With recent tragedies in the news, many children, including those challenged with special needs, are exposed to trauma through the media and in conversations. The Episcopal Center for Children (eccofdc.org), a nonprofit school serving children with special needs ages 5-14 in the Washington, DC area, offers some advice on how to talk with your child about tragedy.
“Children hear information from other children and from the activities around them. Your child will pick up information very quickly after a traumatic event happens,” said Dodd White, president and CEO of ECC. “It’s important for parents and guardians to set a tone of openness and support with their children, and to re-assure children that they are safe.” Dodd and the staff at ECC offer the following tips and advice:
Use age-appropriate language. Talk with your child about the tragedy in a way that is appropriate for his or her age. Elementary schoolers may have questions about their own safety and security. Older children may want more information about the cause of the tragedy or want to talk about how it could be prevented.
Share what is appropriate for your child. Be mindful about the personality of your child. Your child may be a 6-year-old who laughs at monsters in movies and can handle the truth about bad guys being a reality of life. Or your child may be a 10-year-old who cannot handle scary movies, and gets emotional when people are hurt. When answering your child’s questions about tragic news events, let the unique personality of your child be your guide.
Let your child know it is ok to talk to you about the tragedy. Spend time talking with your child. Let them know that they are welcome to ask questions and express their concerns and feelings. You might not know all the answers and it is OK to say that. At the same time, don’t push them to talk if they don’t want to. Let them know you are available when they are ready.
Be calm. Your child will look to you for cues about how to react. It’s OK for children to see adults sad or crying, but consider excusing yourself if you are experiencing intense emotions.
Reassure your child about his or her own safety. Point out factors that ensure your child’s immediate safety and the safety of the community. Review your family’s plans for responding to a crisis. Assure your child that he or she is safe and loved.
Limit media exposure. Constant exposure to coverage of a tragedy can heighten anxiety. Do not allow young children to repeatedly see or hear news coverage of a tragedy. Even if a young child is engrossed in play, he or she is likely aware of what you are watching on television – and can become confused or upset. Older children might want to learn more about a tragedy by reading or watching TV. However, avoid repetitive loops of news information once you have the facts.
Avoid placing blame. Be careful not to blame a cultural, racial or ethnic group, or people who have mental illnesses.
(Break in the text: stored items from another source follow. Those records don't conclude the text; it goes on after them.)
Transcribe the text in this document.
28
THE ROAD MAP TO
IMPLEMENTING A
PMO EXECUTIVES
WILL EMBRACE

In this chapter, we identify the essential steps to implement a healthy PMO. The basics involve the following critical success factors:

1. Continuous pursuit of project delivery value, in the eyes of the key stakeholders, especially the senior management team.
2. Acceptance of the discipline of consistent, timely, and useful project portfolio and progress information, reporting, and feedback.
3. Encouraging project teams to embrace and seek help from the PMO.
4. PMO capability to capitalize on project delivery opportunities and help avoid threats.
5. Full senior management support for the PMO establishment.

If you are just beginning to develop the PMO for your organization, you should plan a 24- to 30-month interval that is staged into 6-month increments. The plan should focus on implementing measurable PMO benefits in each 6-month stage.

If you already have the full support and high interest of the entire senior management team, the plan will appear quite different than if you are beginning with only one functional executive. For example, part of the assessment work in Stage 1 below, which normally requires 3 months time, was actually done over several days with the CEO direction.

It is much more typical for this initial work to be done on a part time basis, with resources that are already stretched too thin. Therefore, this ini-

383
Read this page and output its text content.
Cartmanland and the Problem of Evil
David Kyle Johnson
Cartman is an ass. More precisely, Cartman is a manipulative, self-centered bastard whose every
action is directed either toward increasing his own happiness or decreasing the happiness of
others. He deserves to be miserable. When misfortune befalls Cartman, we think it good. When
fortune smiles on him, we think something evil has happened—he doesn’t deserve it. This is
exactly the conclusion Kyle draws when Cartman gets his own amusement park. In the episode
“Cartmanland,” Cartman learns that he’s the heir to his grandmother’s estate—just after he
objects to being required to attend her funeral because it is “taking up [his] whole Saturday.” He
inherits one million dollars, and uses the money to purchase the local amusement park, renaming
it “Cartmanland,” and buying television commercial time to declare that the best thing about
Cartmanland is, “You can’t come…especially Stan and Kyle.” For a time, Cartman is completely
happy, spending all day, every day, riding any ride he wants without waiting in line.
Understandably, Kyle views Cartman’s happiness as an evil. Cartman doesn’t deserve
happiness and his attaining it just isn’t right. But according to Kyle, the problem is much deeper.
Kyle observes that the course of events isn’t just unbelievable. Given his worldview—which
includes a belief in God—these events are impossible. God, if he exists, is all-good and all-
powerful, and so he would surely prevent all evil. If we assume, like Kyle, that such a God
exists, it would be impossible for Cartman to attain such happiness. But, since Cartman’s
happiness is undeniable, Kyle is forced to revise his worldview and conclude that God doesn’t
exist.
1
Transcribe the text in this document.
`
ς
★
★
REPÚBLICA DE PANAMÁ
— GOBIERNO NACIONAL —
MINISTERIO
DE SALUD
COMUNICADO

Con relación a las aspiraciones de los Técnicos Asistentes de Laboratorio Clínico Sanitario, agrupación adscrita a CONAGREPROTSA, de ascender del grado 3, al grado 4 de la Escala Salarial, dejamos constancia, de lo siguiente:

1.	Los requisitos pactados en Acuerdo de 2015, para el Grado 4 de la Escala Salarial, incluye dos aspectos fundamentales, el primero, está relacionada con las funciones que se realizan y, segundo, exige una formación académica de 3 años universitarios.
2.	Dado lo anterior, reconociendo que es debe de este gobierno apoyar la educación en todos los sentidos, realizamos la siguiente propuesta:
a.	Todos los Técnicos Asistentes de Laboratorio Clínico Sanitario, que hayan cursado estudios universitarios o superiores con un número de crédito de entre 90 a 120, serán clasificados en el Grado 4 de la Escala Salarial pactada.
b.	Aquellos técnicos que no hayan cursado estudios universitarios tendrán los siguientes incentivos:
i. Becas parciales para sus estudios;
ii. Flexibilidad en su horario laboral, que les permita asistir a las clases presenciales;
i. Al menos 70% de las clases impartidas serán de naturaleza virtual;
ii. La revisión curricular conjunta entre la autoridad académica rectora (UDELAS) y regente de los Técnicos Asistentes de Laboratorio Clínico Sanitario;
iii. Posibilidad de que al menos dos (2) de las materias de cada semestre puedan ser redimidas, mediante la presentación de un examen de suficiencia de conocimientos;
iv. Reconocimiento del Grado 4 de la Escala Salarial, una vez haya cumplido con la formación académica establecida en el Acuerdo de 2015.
Maintain your family routines. Continue your family’s usual routines for waking up, dinnertime, and bedtime. The familiarity of these routines will help your child.
Promote self-care. Encourage your child to drink enough water, eat regularly, rest, and exercise. And follow this advice for yourself too!
Spend extra time together. Spend a little more time reading to your child. Take a few extra moments when tucking him or her in at night. If your child is having trouble sleeping, allow him or her to sleep with a light on or to sleep in your room for a short time. Extra hugs and cuddles are good too. All of these actions can improve your child’s sense of security.
Watch for signs of stress and anxiety in your child. Look for hyperactivity, irritability, regression, stomach aches/headaches, and separation anxiety. Take steps to relieve stress and anxiety.
Get physical. Exercise can relieve stress and help you and your child get a better perspective.
Pay close attention to your child if he or she has emotional problems, learning challenges, is going through major changes at home, or has experienced trauma in the past. Children can merge a new trauma and it can heighten their anxieties. Watch your child closely for any changes in mood or behavior.
Do not dismiss or minimize your child’s feelings. Rather than saying your child’s fears are silly or that such things will never happen, help your child put things in perspective by pointing out how rare and unlikely such things are. Address each concern. Point out that many children and parents out there have the same worries and we can instead focus on the definite “will happens,” such as fun things to do at home, school, and with friends and family.
Encourage the expression of feelings. Explain that it’s OK to be upset. Let your child write about or draw what he or she is feeling. Physical activity might serve as an outlet for feelings or frustration. If your child is acting out, explain that there are other ways of coping.
Do something for those affected by the tragedy. Focusing on what can be done to help others can help children feel less anxious and more secure. Consider ways that you and your child can help victims and their families. You might take your child to your place of worship, light a memorial candle, or write thank-you notes to first responders.
Get help if needed. If your child is still exhibiting signs of anxiety after a week or two, seek out a school counselor, therapist, clergy or spiritual leader, or mental health professional.
Tips adapted from the Mayo Clinic, SpecialNeeds.com, and the National Child Traumatic Stress Network.